Just realizing that, brings an and to feel like a victim. That life isn’t about fair or unfair. That wanting to be treated in a fair way…. Is just entitlement in disguise.
Even guilt and shame evaporated at that very moment.
Later on I understood, that guilt is far more often a cover up for other emotions. Real guilt is about to admit that you didn’t proceed according to your own moral principles. And from that point on, you will be attentive to be more aware of that, and correct your behavior. You don’t correct your behavior to get someone else to behave in some specific way. You change it because you and others will have benefit from it.
If you say you feel guilty, and you look at your moral compass…and in fact you didn’t anything that is contradicting those…. in that case you are stuffing or pushing away emotions that you don’t want to process.
These emotions are often very intense. And the intensity of them can trigger enormous fear…fear of fear.

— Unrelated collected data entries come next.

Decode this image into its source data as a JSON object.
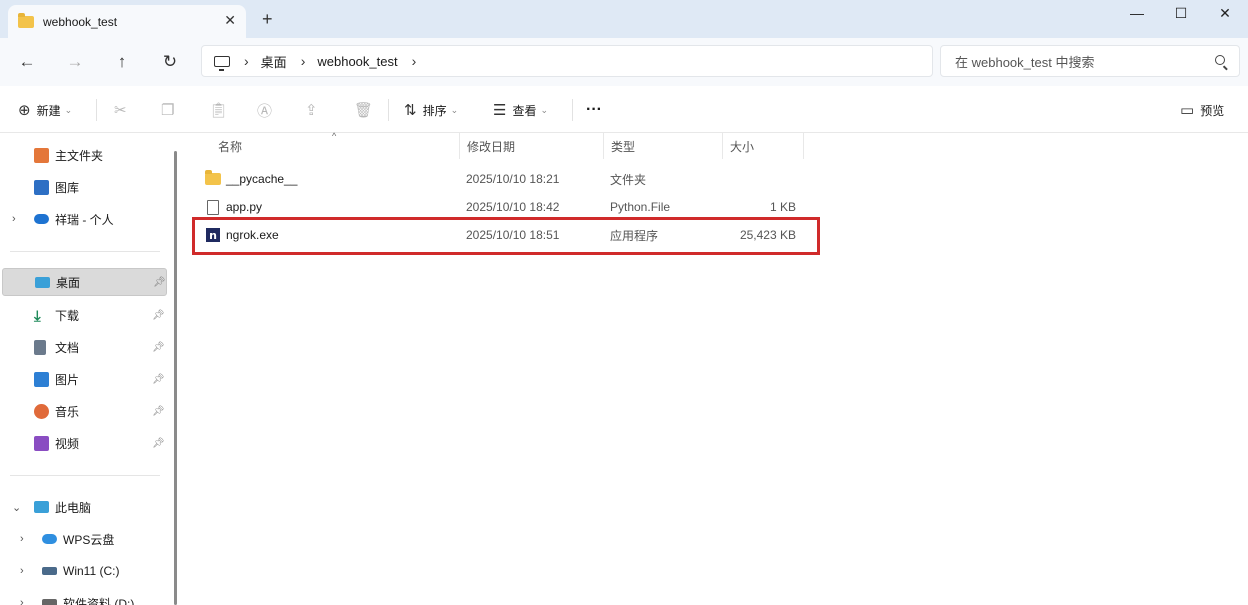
{
  "window": {
    "tab_title": "webhook_test",
    "tab_close": "✕",
    "new_tab": "+",
    "minimize": "—",
    "maximize": "☐",
    "close": "✕"
  },
  "nav": {
    "back": "←",
    "forward": "→",
    "up": "↑",
    "refresh": "↻",
    "breadcrumb": [
      "桌面",
      "webhook_test"
    ],
    "search_placeholder": "在 webhook_test 中搜索"
  },
  "toolbar": {
    "new_label": "新建",
    "sort_label": "排序",
    "view_label": "查看",
    "more_label": "···",
    "preview_label": "预览"
  },
  "sidebar": {
    "top_items": [
      {
        "label": "主文件夹",
        "icon": "home-icon",
        "color": "#e4773a"
      },
      {
        "label": "图库",
        "icon": "gallery-icon",
        "color": "#2d6fc4"
      },
      {
        "label": "祥瑞 - 个人",
        "icon": "onedrive-icon",
        "color": "#1e73d1"
      }
    ],
    "quick_items": [
      {
        "label": "桌面",
        "icon": "desktop-icon",
        "color": "#3aa0d8"
      },
      {
        "label": "下载",
        "icon": "download-icon",
        "color": "#1f8a5a"
      },
      {
        "label": "文档",
        "icon": "document-icon",
        "color": "#6b7a8c"
      },
      {
        "label": "图片",
        "icon": "pictures-icon",
        "color": "#2d7fd4"
      },
      {
        "label": "音乐",
        "icon": "music-icon",
        "color": "#e06a3a"
      },
      {
        "label": "视频",
        "icon": "video-icon",
        "color": "#8a4dc2"
      }
    ],
    "pc_items": [
      {
        "label": "此电脑",
        "icon": "this-pc-icon",
        "color": "#3aa0d8"
      },
      {
        "label": "WPS云盘",
        "icon": "cloud-icon",
        "color": "#2f8fe0"
      },
      {
        "label": "Win11 (C:)",
        "icon": "drive-icon",
        "color": "#4a6a8a"
      },
      {
        "label": "软件资料 (D:)",
        "icon": "drive-icon",
        "color": "#666666"
      }
    ]
  },
  "columns": {
    "name": "名称",
    "date": "修改日期",
    "type": "类型",
    "size": "大小"
  },
  "files": [
    {
      "name": "__pycache__",
      "date": "2025/10/10 18:21",
      "type": "文件夹",
      "size": ""
    },
    {
      "name": "app.py",
      "date": "2025/10/10 18:42",
      "type": "Python.File",
      "size": "1 KB"
    },
    {
      "name": "ngrok.exe",
      "date": "2025/10/10 18:51",
      "type": "应用程序",
      "size": "25,423 KB"
    }
  ],
  "colors": {
    "highlight_border": "#d02a2a",
    "titlebar_bg": "#dfe9f5",
    "folder_yellow": "#f3c34a"
  }
}
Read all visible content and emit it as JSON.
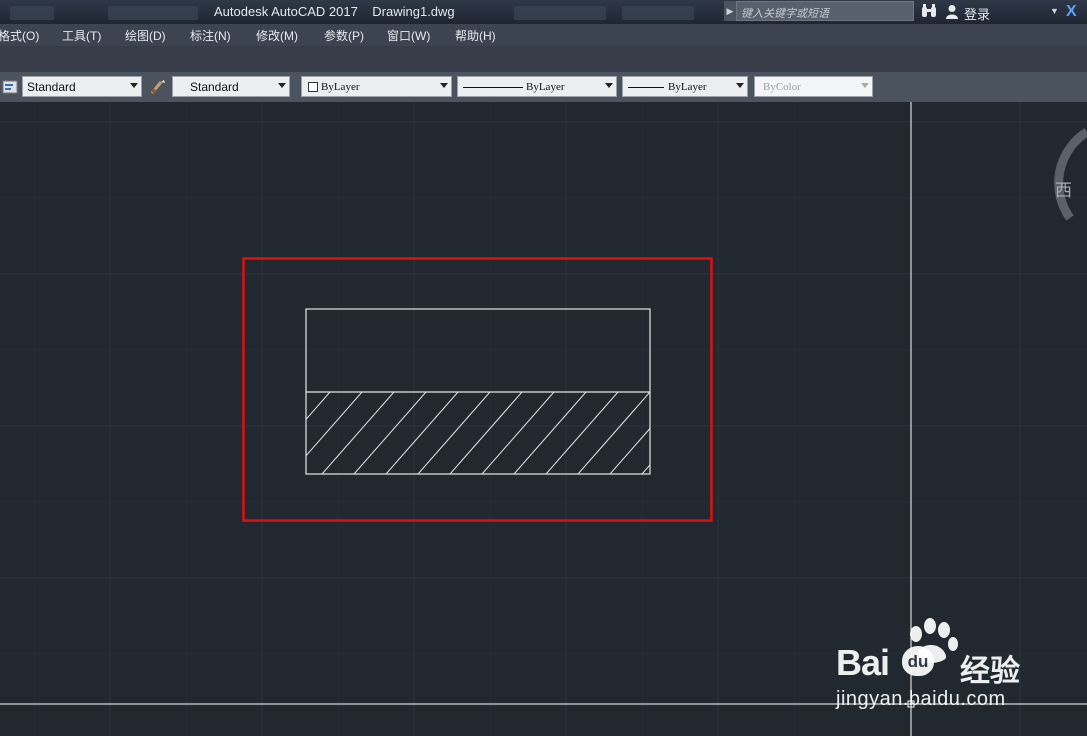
{
  "app": {
    "title": "Autodesk AutoCAD 2017",
    "document": "Drawing1.dwg",
    "search_placeholder": "键入关键字或短语",
    "login_label": "登录"
  },
  "menu": [
    {
      "label": "格式(O)"
    },
    {
      "label": "工具(T)"
    },
    {
      "label": "绘图(D)"
    },
    {
      "label": "标注(N)"
    },
    {
      "label": "修改(M)"
    },
    {
      "label": "参数(P)"
    },
    {
      "label": "窗口(W)"
    },
    {
      "label": "帮助(H)"
    }
  ],
  "toolbar": {
    "text_style": "Standard",
    "dim_style": "Standard",
    "layer_color": "ByLayer",
    "linetype": "ByLayer",
    "lineweight": "ByLayer",
    "plot_style": "ByColor"
  },
  "viewcube": {
    "west_label": "西"
  },
  "watermark": {
    "brand": "Bai",
    "brand_suffix": "经验",
    "du": "du",
    "url": "jingyan.baidu.com"
  },
  "colors": {
    "canvas_bg": "#212830",
    "grid_line": "#2c3440",
    "highlight_box": "#e01010",
    "geometry": "#e6e6e6",
    "crosshair": "#ffffff"
  }
}
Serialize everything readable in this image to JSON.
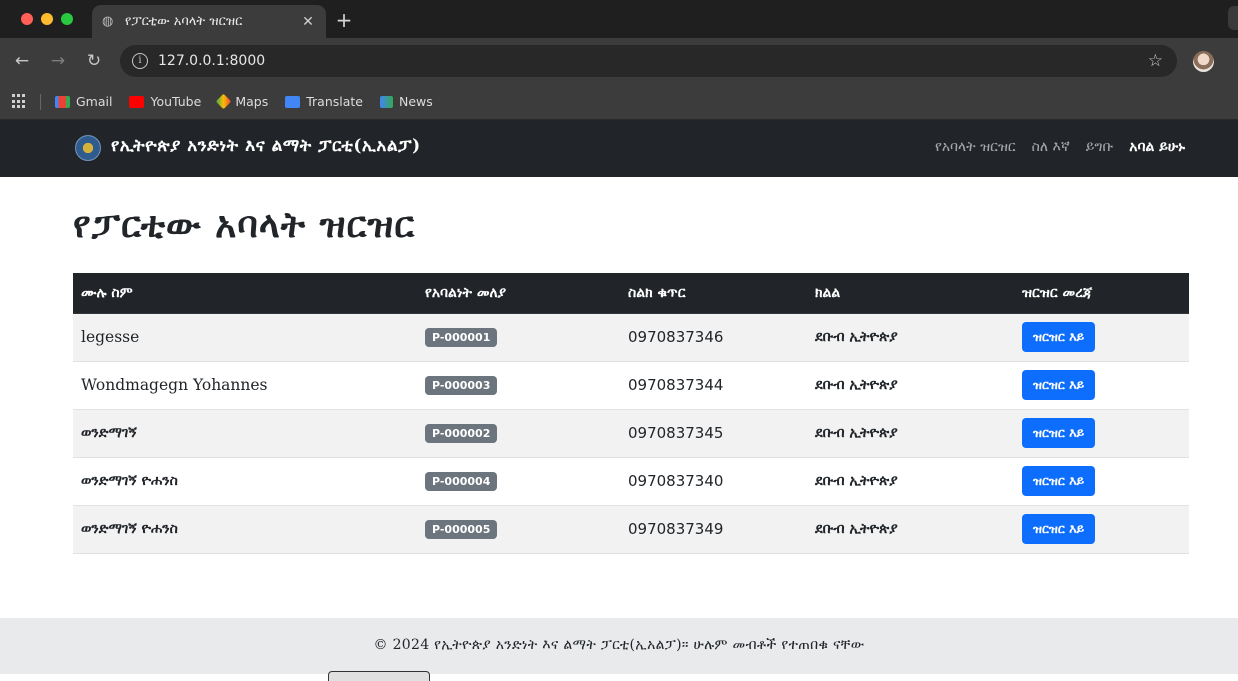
{
  "browser": {
    "tab_title": "የፓርቲው አባላት ዝርዝር",
    "url": "127.0.0.1:8000",
    "bookmarks": [
      {
        "label": "Gmail",
        "icon": "gmail-icon"
      },
      {
        "label": "YouTube",
        "icon": "youtube-icon"
      },
      {
        "label": "Maps",
        "icon": "maps-icon"
      },
      {
        "label": "Translate",
        "icon": "translate-icon"
      },
      {
        "label": "News",
        "icon": "news-icon"
      }
    ]
  },
  "navbar": {
    "brand": "የኢትዮጵያ አንድነት እና ልማት ፓርቲ(ኢአልፓ)",
    "links": [
      {
        "label": "የአባላት ዝርዝር",
        "active": false
      },
      {
        "label": "ስለ እኛ",
        "active": false
      },
      {
        "label": "ይግቡ",
        "active": false
      },
      {
        "label": "አባል ይሁኑ",
        "active": true
      }
    ]
  },
  "page": {
    "title": "የፓርቲው አባላት ዝርዝር"
  },
  "table": {
    "columns": [
      "ሙሉ ስም",
      "የአባልነት መለያ",
      "ስልክ ቁጥር",
      "ክልል",
      "ዝርዝር መረጃ"
    ],
    "rows": [
      {
        "name": "legesse",
        "member_id": "P-000001",
        "phone": "0970837346",
        "region": "ደቡብ ኢትዮጵያ",
        "action": "ዝርዝር እይ"
      },
      {
        "name": "Wondmagegn Yohannes",
        "member_id": "P-000003",
        "phone": "0970837344",
        "region": "ደቡብ ኢትዮጵያ",
        "action": "ዝርዝር እይ"
      },
      {
        "name": "ወንድማገኝ",
        "member_id": "P-000002",
        "phone": "0970837345",
        "region": "ደቡብ ኢትዮጵያ",
        "action": "ዝርዝር እይ"
      },
      {
        "name": "ወንድማገኝ ዮሐንስ",
        "member_id": "P-000004",
        "phone": "0970837340",
        "region": "ደቡብ ኢትዮጵያ",
        "action": "ዝርዝር እይ"
      },
      {
        "name": "ወንድማገኝ ዮሐንስ",
        "member_id": "P-000005",
        "phone": "0970837349",
        "region": "ደቡብ ኢትዮጵያ",
        "action": "ዝርዝር እይ"
      }
    ]
  },
  "footer": {
    "text": "© 2024 የኢትዮጵያ አንድነት እና ልማት ፓርቲ(ኢአልፓ)። ሁሉም መብቶች የተጠበቁ ናቸው"
  },
  "colors": {
    "navbar_bg": "#212529",
    "primary_button": "#0d6efd",
    "badge": "#6c757d",
    "footer_bg": "#e9eaec"
  }
}
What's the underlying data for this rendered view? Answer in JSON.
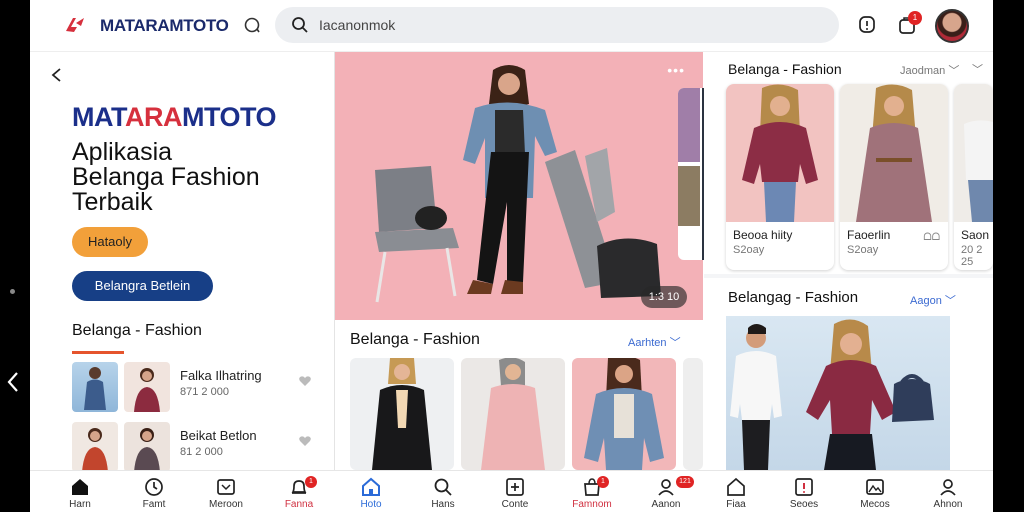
{
  "topbar": {
    "brand": "MATARAMTOTO",
    "search_text": "Iacanonmok",
    "bag_badge": "1"
  },
  "left": {
    "hero_brand": "MATARAMTOTO",
    "hero_title_lines": [
      "Aplikasia",
      "Belanga Fashion",
      "Terbaik"
    ],
    "btn_primary": "Hataoly",
    "btn_secondary": "Belangra Betlein",
    "section_title": "Belanga - Fashion",
    "items": [
      {
        "name": "Falka Ilhatring",
        "price": "871 2 000"
      },
      {
        "name": "Beikat Betlon",
        "price": "81 2 000"
      }
    ]
  },
  "hero": {
    "dots": "•••",
    "time": "1:3 10"
  },
  "center": {
    "title": "Belanga - Fashion",
    "link": "Aarhten ﹀"
  },
  "right": {
    "title1": "Belanga - Fashion",
    "link1": "Jaodman",
    "cards": [
      {
        "name": "Beooa hiity",
        "price": "S2oay",
        "icon": ""
      },
      {
        "name": "Faoerlin",
        "price": "S2oay",
        "icon": "ᗝᗝ"
      },
      {
        "name": "Saon",
        "price": "20 2 25",
        "icon": ""
      }
    ],
    "title2": "Belangag - Fashion",
    "link2": "Aagon ﹀"
  },
  "bottom_nav": [
    {
      "label": "Harn",
      "icon": "home-icon"
    },
    {
      "label": "Famt",
      "icon": "clock-icon"
    },
    {
      "label": "Meroon",
      "icon": "message-icon"
    },
    {
      "label": "Fanna",
      "icon": "bell-icon",
      "badge": "1"
    },
    {
      "label": "Hoto",
      "icon": "home-icon"
    },
    {
      "label": "Hans",
      "icon": "search-icon"
    },
    {
      "label": "Conte",
      "icon": "plus-icon"
    },
    {
      "label": "Famnom",
      "icon": "bag-icon",
      "badge": "1"
    },
    {
      "label": "Aanon",
      "icon": "user-icon",
      "badge": "121"
    },
    {
      "label": "Fiaa",
      "icon": "home-icon"
    },
    {
      "label": "Seoes",
      "icon": "info-icon"
    },
    {
      "label": "Mecos",
      "icon": "gallery-icon"
    },
    {
      "label": "Ahnon",
      "icon": "user-icon"
    }
  ],
  "colors": {
    "brand_blue": "#1b2f8a",
    "accent_red": "#d6303d",
    "primary_orange": "#f2a03a",
    "secondary_blue": "#173f86",
    "hero_pink": "#f3b1b7",
    "link_blue": "#2b6bd8"
  }
}
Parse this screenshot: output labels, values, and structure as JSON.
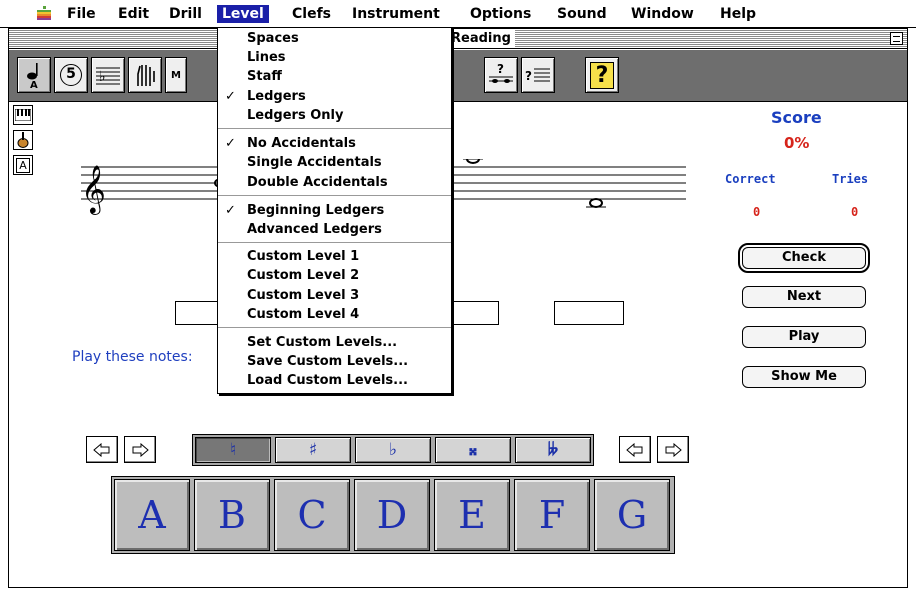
{
  "menubar": {
    "items": [
      "File",
      "Edit",
      "Drill",
      "Level",
      "Clefs",
      "Instrument",
      "Options",
      "Sound",
      "Window",
      "Help"
    ]
  },
  "window": {
    "title": "Reading"
  },
  "toolbar": {
    "tool_5_label": "5"
  },
  "level_menu": {
    "items": [
      {
        "label": "Spaces",
        "checked": false
      },
      {
        "label": "Lines",
        "checked": false
      },
      {
        "label": "Staff",
        "checked": false
      },
      {
        "label": "Ledgers",
        "checked": true
      },
      {
        "label": "Ledgers Only",
        "checked": false
      },
      {
        "label": "No Accidentals",
        "checked": true
      },
      {
        "label": "Single Accidentals",
        "checked": false
      },
      {
        "label": "Double Accidentals",
        "checked": false
      },
      {
        "label": "Beginning Ledgers",
        "checked": true
      },
      {
        "label": "Advanced Ledgers",
        "checked": false
      },
      {
        "label": "Custom Level  1",
        "checked": false
      },
      {
        "label": "Custom Level  2",
        "checked": false
      },
      {
        "label": "Custom Level  3",
        "checked": false
      },
      {
        "label": "Custom Level  4",
        "checked": false
      },
      {
        "label": "Set Custom Levels...",
        "checked": false
      },
      {
        "label": "Save Custom Levels...",
        "checked": false
      },
      {
        "label": "Load Custom Levels...",
        "checked": false
      }
    ],
    "check_mark": "✓"
  },
  "main": {
    "play_label": "Play these notes:"
  },
  "score": {
    "title": "Score",
    "value": "0%",
    "correct_label": "Correct",
    "tries_label": "Tries",
    "correct_value": "0",
    "tries_value": "0"
  },
  "actions": {
    "check": "Check",
    "next": "Next",
    "play": "Play",
    "show_me": "Show Me"
  },
  "accidentals": [
    {
      "symbol": "♮",
      "selected": true
    },
    {
      "symbol": "♯",
      "selected": false
    },
    {
      "symbol": "♭",
      "selected": false
    },
    {
      "symbol": "𝄪",
      "selected": false
    },
    {
      "symbol": "𝄫",
      "selected": false
    }
  ],
  "notes": [
    "A",
    "B",
    "C",
    "D",
    "E",
    "F",
    "G"
  ],
  "colors": {
    "menu_highlight": "#1a1fa8",
    "label_blue": "#1a3fbf",
    "score_red": "#d6241b"
  }
}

Underneath fake guilt many times I discover:
Fear of losing something or someone.
Fear of not being capable to meet other peoples expectations, aka not being good enough
Fear to distort harmony
But there is another thing and it is not an emotion. Or at least Up till now I can’t label it properly: So I will try to express it. It is a sense of not comprehending or understanding what has happened and it leaves you feeling powerless. For myself I know now, that acceptance of what just happened helps to overcome…While I write this down, i think maybe it is about actually really losing something or someone. So Fear of sadness? Or maybe Fear of initiating the grieving process and trying to push it ahead?
Maybe you can shed your light on it?
Thanks a lot for the content on your website, and your channel on youtube. Thanks for sharing and holding space for us.